AI misinformation risk checklist
AI writes fluently, which is exactly what makes its mistakes dangerous — a confident, well-structured paragraph can contain an invented statistic, a fake citation, or a fact that was true two years ago and isn’t now. This checklist forces the verification steps people skip when content “looks finished,” and gives you a clear risk level before you hit publish.
The five verification areas
Factual claims — every specific, verifiable statement in the content needs to be traced back to a source you can check. Statistics, percentages, named events, legal findings, scientific claims, and historical facts are all in scope. “Studies show” followed by a number requires knowing which study and confirming the number. The model may have generated a plausible number from surrounding context rather than a real data point.

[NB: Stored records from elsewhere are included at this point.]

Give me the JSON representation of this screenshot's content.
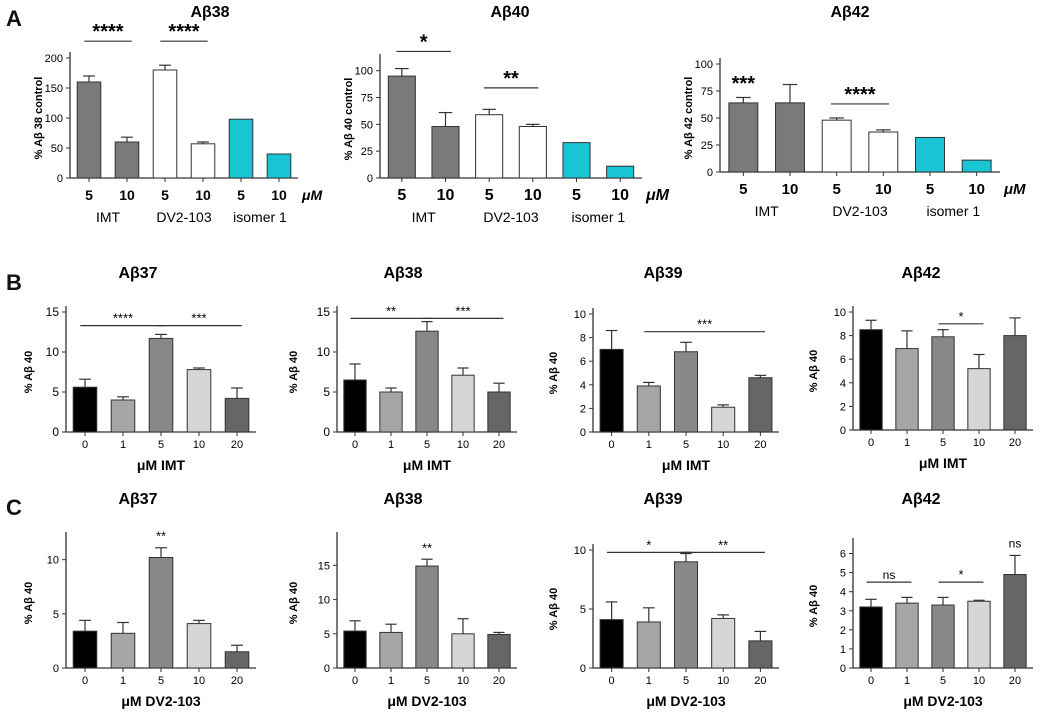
{
  "panels": {
    "a": "A",
    "b": "B",
    "c": "C"
  },
  "chart_data": [
    {
      "id": "A1",
      "type": "bar",
      "title": "Aβ38",
      "ylabel": "% Aβ 38 control",
      "ylim": [
        0,
        200
      ],
      "yticks": [
        "0",
        "50",
        "100",
        "150",
        "200"
      ],
      "categories": [
        "5",
        "10",
        "5",
        "10",
        "5",
        "10"
      ],
      "unit": "μM",
      "groups": [
        "IMT",
        "DV2-103",
        "isomer 1"
      ],
      "values": [
        160,
        60,
        180,
        57,
        98,
        40
      ],
      "errors": [
        10,
        8,
        8,
        3,
        0,
        0
      ],
      "colors": [
        "#7a7a7a",
        "#7a7a7a",
        "#ffffff",
        "#ffffff",
        "#19c5d4",
        "#19c5d4"
      ],
      "annotations": [
        {
          "text": "****",
          "from": 0,
          "to": 1,
          "y": 228,
          "line": true
        },
        {
          "text": "****",
          "from": 2,
          "to": 3,
          "y": 228,
          "line": true
        }
      ]
    },
    {
      "id": "A2",
      "type": "bar",
      "title": "Aβ40",
      "ylabel": "% Aβ 40 control",
      "ylim": [
        0,
        110
      ],
      "yticks": [
        "0",
        "25",
        "50",
        "75",
        "100"
      ],
      "categories": [
        "5",
        "10",
        "5",
        "10",
        "5",
        "10"
      ],
      "unit": "μM",
      "groups": [
        "IMT",
        "DV2-103",
        "isomer 1"
      ],
      "values": [
        95,
        48,
        59,
        48,
        33,
        11
      ],
      "errors": [
        7,
        13,
        5,
        2,
        0,
        0
      ],
      "colors": [
        "#7a7a7a",
        "#7a7a7a",
        "#ffffff",
        "#ffffff",
        "#19c5d4",
        "#19c5d4"
      ],
      "annotations": [
        {
          "text": "*",
          "from": 0,
          "to": 1,
          "y": 118,
          "line": true
        },
        {
          "text": "**",
          "from": 2,
          "to": 3,
          "y": 84,
          "line": true
        }
      ]
    },
    {
      "id": "A3",
      "type": "bar",
      "title": "Aβ42",
      "ylabel": "% Aβ 42 control",
      "ylim": [
        0,
        100
      ],
      "yticks": [
        "0",
        "25",
        "50",
        "75",
        "100"
      ],
      "categories": [
        "5",
        "10",
        "5",
        "10",
        "5",
        "10"
      ],
      "unit": "μM",
      "groups": [
        "IMT",
        "DV2-103",
        "isomer 1"
      ],
      "values": [
        64,
        64,
        48,
        37,
        32,
        11
      ],
      "errors": [
        5,
        17,
        2,
        2,
        0,
        0
      ],
      "colors": [
        "#7a7a7a",
        "#7a7a7a",
        "#ffffff",
        "#ffffff",
        "#19c5d4",
        "#19c5d4"
      ],
      "annotations": [
        {
          "text": "***",
          "from": 0,
          "to": 0,
          "y": 74,
          "line": false
        },
        {
          "text": "****",
          "from": 2,
          "to": 3,
          "y": 63,
          "line": true
        }
      ]
    },
    {
      "id": "B1",
      "type": "bar",
      "title": "Aβ37",
      "ylabel": "% Aβ 40",
      "xlabel": "μM IMT",
      "ylim": [
        0,
        15
      ],
      "yticks": [
        "0",
        "5",
        "10",
        "15"
      ],
      "categories": [
        "0",
        "1",
        "5",
        "10",
        "20"
      ],
      "values": [
        5.6,
        4.0,
        11.7,
        7.8,
        4.2
      ],
      "errors": [
        1.0,
        0.4,
        0.5,
        0.2,
        1.3
      ],
      "colors": [
        "#000000",
        "#a6a6a6",
        "#888888",
        "#d6d6d6",
        "#666666"
      ],
      "annotations": [
        {
          "text": "****",
          "from": 0,
          "to": 2,
          "y": 13.3,
          "line": true
        },
        {
          "text": "***",
          "from": 2,
          "to": 4,
          "y": 13.3,
          "line": true
        }
      ]
    },
    {
      "id": "B2",
      "type": "bar",
      "title": "Aβ38",
      "ylabel": "% Aβ 40",
      "xlabel": "μM IMT",
      "ylim": [
        0,
        15
      ],
      "yticks": [
        "0",
        "5",
        "10",
        "15"
      ],
      "categories": [
        "0",
        "1",
        "5",
        "10",
        "20"
      ],
      "values": [
        6.5,
        5.0,
        12.6,
        7.1,
        5.0
      ],
      "errors": [
        2.0,
        0.5,
        1.2,
        0.9,
        1.1
      ],
      "colors": [
        "#000000",
        "#a6a6a6",
        "#888888",
        "#d6d6d6",
        "#666666"
      ],
      "annotations": [
        {
          "text": "**",
          "from": 0,
          "to": 2,
          "y": 14.2,
          "line": true
        },
        {
          "text": "***",
          "from": 2,
          "to": 4,
          "y": 14.2,
          "line": true
        }
      ]
    },
    {
      "id": "B3",
      "type": "bar",
      "title": "Aβ39",
      "ylabel": "% Aβ 40",
      "xlabel": "μM IMT",
      "ylim": [
        0,
        10
      ],
      "yticks": [
        "0",
        "2",
        "4",
        "6",
        "8",
        "10"
      ],
      "categories": [
        "0",
        "1",
        "5",
        "10",
        "20"
      ],
      "values": [
        7.0,
        3.9,
        6.8,
        2.1,
        4.6
      ],
      "errors": [
        1.6,
        0.3,
        0.8,
        0.2,
        0.2
      ],
      "colors": [
        "#000000",
        "#a6a6a6",
        "#888888",
        "#d6d6d6",
        "#666666"
      ],
      "annotations": [
        {
          "text": "***",
          "from": 1,
          "to": 4,
          "y": 8.5,
          "line": true
        }
      ]
    },
    {
      "id": "B4",
      "type": "bar",
      "title": "Aβ42",
      "ylabel": "% Aβ 40",
      "xlabel": "μM IMT",
      "ylim": [
        0,
        10
      ],
      "yticks": [
        "0",
        "2",
        "4",
        "6",
        "8",
        "10"
      ],
      "categories": [
        "0",
        "1",
        "5",
        "10",
        "20"
      ],
      "values": [
        8.5,
        6.9,
        7.9,
        5.2,
        8.0
      ],
      "errors": [
        0.8,
        1.5,
        0.6,
        1.2,
        1.5
      ],
      "colors": [
        "#000000",
        "#a6a6a6",
        "#888888",
        "#d6d6d6",
        "#666666"
      ],
      "annotations": [
        {
          "text": "*",
          "from": 2,
          "to": 3,
          "y": 9.0,
          "line": true
        }
      ]
    },
    {
      "id": "C1",
      "type": "bar",
      "title": "Aβ37",
      "ylabel": "% Aβ 40",
      "xlabel": "μM DV2-103",
      "ylim": [
        0,
        12
      ],
      "yticks": [
        "0",
        "5",
        "10"
      ],
      "categories": [
        "0",
        "1",
        "5",
        "10",
        "20"
      ],
      "values": [
        3.4,
        3.2,
        10.2,
        4.1,
        1.5
      ],
      "errors": [
        1.0,
        1.0,
        0.9,
        0.3,
        0.6
      ],
      "colors": [
        "#000000",
        "#a6a6a6",
        "#888888",
        "#d6d6d6",
        "#666666"
      ],
      "annotations": [
        {
          "text": "**",
          "from": 2,
          "to": 2,
          "y": 11.6,
          "line": false
        }
      ]
    },
    {
      "id": "C2",
      "type": "bar",
      "title": "Aβ38",
      "ylabel": "% Aβ 40",
      "xlabel": "μM DV2-103",
      "ylim": [
        0,
        19
      ],
      "yticks": [
        "0",
        "5",
        "10",
        "15"
      ],
      "categories": [
        "0",
        "1",
        "5",
        "10",
        "20"
      ],
      "values": [
        5.4,
        5.2,
        14.9,
        5.0,
        4.9
      ],
      "errors": [
        1.5,
        1.2,
        1.0,
        2.2,
        0.3
      ],
      "colors": [
        "#000000",
        "#a6a6a6",
        "#888888",
        "#d6d6d6",
        "#666666"
      ],
      "annotations": [
        {
          "text": "**",
          "from": 2,
          "to": 2,
          "y": 16.6,
          "line": false
        }
      ]
    },
    {
      "id": "C3",
      "type": "bar",
      "title": "Aβ39",
      "ylabel": "% Aβ 40",
      "xlabel": "μM DV2-103",
      "ylim": [
        0,
        10
      ],
      "yticks": [
        "0",
        "5",
        "10"
      ],
      "categories": [
        "0",
        "1",
        "5",
        "10",
        "20"
      ],
      "values": [
        4.1,
        3.9,
        9.0,
        4.2,
        2.3
      ],
      "errors": [
        1.5,
        1.2,
        0.7,
        0.3,
        0.8
      ],
      "colors": [
        "#000000",
        "#a6a6a6",
        "#888888",
        "#d6d6d6",
        "#666666"
      ],
      "annotations": [
        {
          "text": "*",
          "from": 0,
          "to": 2,
          "y": 9.8,
          "line": true
        },
        {
          "text": "**",
          "from": 2,
          "to": 4,
          "y": 9.8,
          "line": true
        }
      ]
    },
    {
      "id": "C4",
      "type": "bar",
      "title": "Aβ42",
      "ylabel": "% Aβ 40",
      "xlabel": "μM DV2-103",
      "ylim": [
        0,
        6.5
      ],
      "yticks": [
        "0",
        "1",
        "2",
        "3",
        "4",
        "5",
        "6"
      ],
      "categories": [
        "0",
        "1",
        "5",
        "10",
        "20"
      ],
      "values": [
        3.2,
        3.4,
        3.3,
        3.5,
        4.9
      ],
      "errors": [
        0.4,
        0.3,
        0.4,
        0.05,
        1.0
      ],
      "colors": [
        "#000000",
        "#a6a6a6",
        "#888888",
        "#d6d6d6",
        "#666666"
      ],
      "annotations": [
        {
          "text": "ns",
          "from": 0,
          "to": 1,
          "y": 4.5,
          "line": true
        },
        {
          "text": "*",
          "from": 2,
          "to": 3,
          "y": 4.5,
          "line": true
        },
        {
          "text": "ns",
          "from": 4,
          "to": 4,
          "y": 6.2,
          "line": false
        }
      ]
    }
  ]
}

Currency — AI models have training cutoffs, and facts go stale. Laws change, prices change, software versions change, people change roles. Any claim about current state — “as of today,” “the current rate,” “the latest guidance” — is particularly vulnerable. For time-sensitive content, check whether the model’s training data predates any relevant changes.

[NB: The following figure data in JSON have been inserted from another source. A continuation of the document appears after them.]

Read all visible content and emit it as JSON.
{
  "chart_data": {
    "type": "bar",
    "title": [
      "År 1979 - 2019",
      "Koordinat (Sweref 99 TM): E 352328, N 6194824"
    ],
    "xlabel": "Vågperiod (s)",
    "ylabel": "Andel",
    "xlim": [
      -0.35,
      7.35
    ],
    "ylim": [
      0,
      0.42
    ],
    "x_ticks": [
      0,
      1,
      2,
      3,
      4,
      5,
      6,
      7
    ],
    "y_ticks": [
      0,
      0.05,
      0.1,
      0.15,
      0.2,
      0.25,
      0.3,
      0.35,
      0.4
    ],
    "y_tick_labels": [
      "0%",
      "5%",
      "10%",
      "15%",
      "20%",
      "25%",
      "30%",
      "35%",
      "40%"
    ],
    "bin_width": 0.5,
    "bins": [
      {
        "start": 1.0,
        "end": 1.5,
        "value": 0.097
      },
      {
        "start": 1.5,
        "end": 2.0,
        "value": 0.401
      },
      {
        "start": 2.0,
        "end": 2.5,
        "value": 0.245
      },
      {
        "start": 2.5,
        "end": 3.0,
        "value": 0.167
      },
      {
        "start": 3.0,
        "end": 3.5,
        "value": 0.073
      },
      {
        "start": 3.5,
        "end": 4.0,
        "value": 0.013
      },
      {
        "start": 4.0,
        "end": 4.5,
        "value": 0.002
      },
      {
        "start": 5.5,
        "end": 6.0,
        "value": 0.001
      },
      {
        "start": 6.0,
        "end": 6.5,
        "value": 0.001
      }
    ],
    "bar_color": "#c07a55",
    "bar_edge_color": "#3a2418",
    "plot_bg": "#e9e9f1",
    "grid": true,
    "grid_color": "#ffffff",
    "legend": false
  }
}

Citations — language models sometimes invent citations that look plausible: a study by named researchers at a recognisable institution in a credible journal with a year and volume number, none of which is real. The check is simple: open the citation and confirm it exists and says what the text claims. A citation that cannot be found is a hallucinated citation; it must be removed, not left with a “may be inaccurate” caveat.

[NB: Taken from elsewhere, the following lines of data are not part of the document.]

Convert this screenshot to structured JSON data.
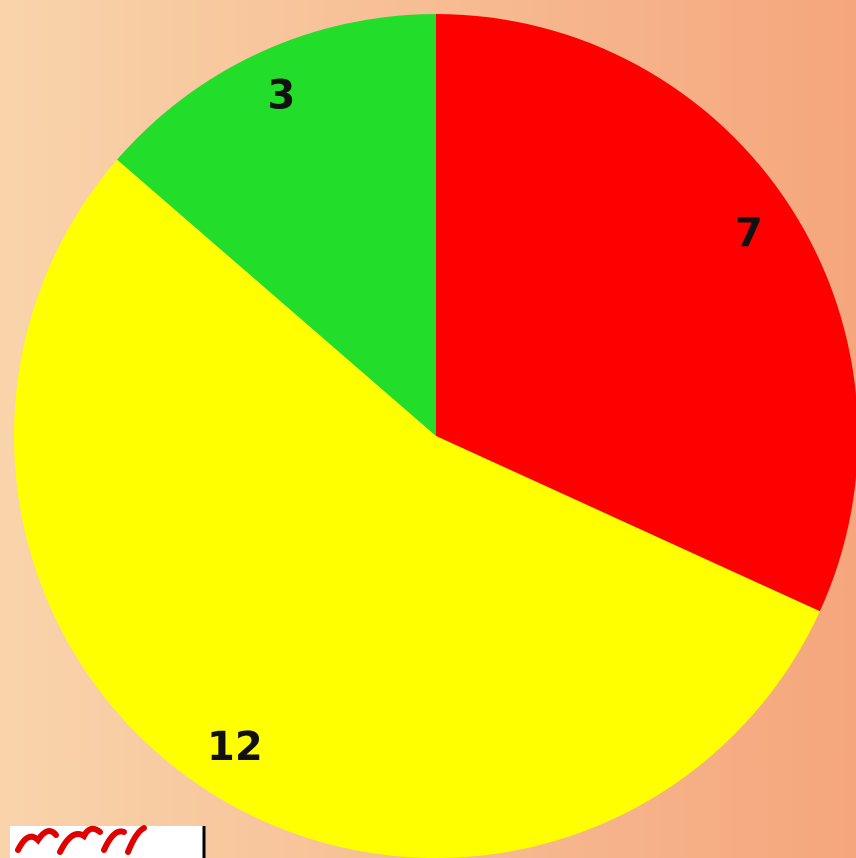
{
  "chart_data": {
    "type": "pie",
    "values": [
      7,
      12,
      3
    ],
    "colors": [
      "#ff0000",
      "#ffff00",
      "#22dd2a"
    ],
    "start_angle": 0,
    "direction": "clockwise"
  }
}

Framing — misinformation is not always false facts. Selectively true information, cherry-picked statistics, missing context, and implied causation where there is only correlation can all mislead without containing a single false statement. This check asks whether the content gives a reasonably complete picture of the issue or whether it presents a partial view as if it were the whole.
Accountability — is it clear who produced the content, when, and on what basis? AI-generated content that reads as authoritative without attribution or disclosure is a framing risk in itself, particularly in regulated categories like health and finance.
How it works
You choose the publication channel, because the stakes scale the bar — a social post and a health-advice article are not held to the same standard. Then you work through twelve checks grouped into five areas: factual claims, currency, citations, framing, and accountability. Critical checks (verifying claims, checking stats and quotes, removing hallucinated citations) are weighted heavily. The tool computes a weighted score, applies a stricter threshold for high-stakes channels, and — crucially — blocks a “low risk” verdict if any critical step is still incomplete, listing exactly what to finish first.
Tips and notes
- Open every citation. The single highest-yield check: confirm the source exists and actually says what the text claims.
- Mind the cutoff. For anything recent — prices, laws, leaders, software versions — the model may be confidently out of date.
- Watch the framing, not just the facts. Cherry-picked true facts can still mislead. Check for false balance and implied causation.
- Human sign-off for high stakes. Health, legal, financial, and news content should clear this checklist and get qualified human review.